With than in mind, contrast sensitivity and visual acuity are otherwise normal.

A More Accurate Term is Needed

Instead of Color Blind, we need a new term that is not so completely incorrect (not to mention a bit ableist.) The medical terms for some disabilities are changed every so often for similar reasons, It should not be too difficult to change "colorblind" to a better and more correct/inclusive term with the appropriate promotion.

Candidate Term:

Color Limited used as:
"he's color limited, sometimes (but inaccurately) referred to as 'color blind'"
"They have color limited vision"
"Some people with color limited vision may not be able to distinguish between some hues, which is some cases gives them a better ability to identify "camouflage"ª.

Color Limited Vision is neutral and descriptive of the actual condition.

- Footnote:** ª camouflage being more visible due to a greater ability to discern luminance variations irrespective of hue among some CVD types. _see: https://www.nature.com/articles/news051205-1_

CVD By The Numbers

As for "accuracy" or "descriptive" here are some illustrative slides of simulated CVD, using a clinically accurate vision model of the -opia types (missing cone function).
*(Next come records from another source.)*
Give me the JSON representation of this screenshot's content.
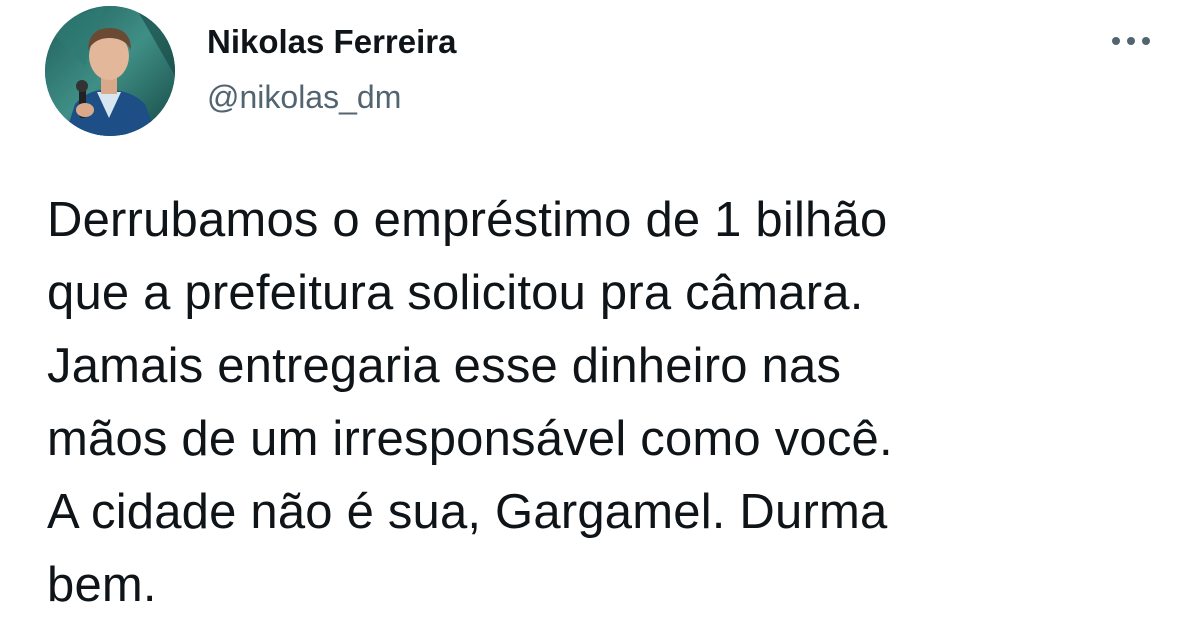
{
  "author": {
    "display_name": "Nikolas Ferreira",
    "handle": "@nikolas_dm",
    "avatar_icon": "profile-photo"
  },
  "menu": {
    "more_icon": "more-horizontal-icon"
  },
  "tweet": {
    "lines": [
      "Derrubamos o empréstimo de 1 bilhão",
      "que a prefeitura solicitou pra câmara.",
      "Jamais entregaria esse dinheiro nas",
      "mãos de um irresponsável como você.",
      "A cidade não é sua, Gargamel. Durma",
      "bem."
    ]
  },
  "colors": {
    "text_primary": "#0f1419",
    "text_secondary": "#536471",
    "background": "#ffffff"
  }
}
Top left image is standard, then clockwise is deuteranopia, protanopia, and tritanopia.

CIELAB based color wheel

Girl in a straw hat

Rapper Des

Simple Green Red Yellow Target

READABILITY

As should be clear, tritanopia is nearly the same as the standard LMS response — and as we know for readability, blue is generally not helpful. We have no blue photo receptors (S cones) in the foveal central vision. Pure blues should never be the brightest or lightest stimuli (no blue on black)

Perhaps the most important thing we learn looking at these simulations is how protanopia perceives red-ish colors as darker. Here we see the results of viewing an sRGB monitor, the "red" is much darker — but on sRGB it's actually a red orange, and still a little visible as it still stimulated the M cone. On a newer technology Rec2020 display, the red is farther up the spectral locus and protanopia will not see it at all. So for reds, like blue, pure reds should never be the lightest color, no red on black.

This leads to the following axiom:

For Readability, The lightest color of a color pair should always have a substantial green-light component, and the darkest color must always have less green light.

An example extreme case is #F0F for the lightest color against black. As you can see here, WCAG 2 contrast math rates it as nearly 7:1

The SAPC and APCA rates this as under the fluent text value of 60, though it passes for large text. I do have an unreleased technology (pending IP protection) that is a minimally invasive way to definitively reject edge cases like this. Regardless, even this edge case is a demonstratively massive improvement over WCAG 2.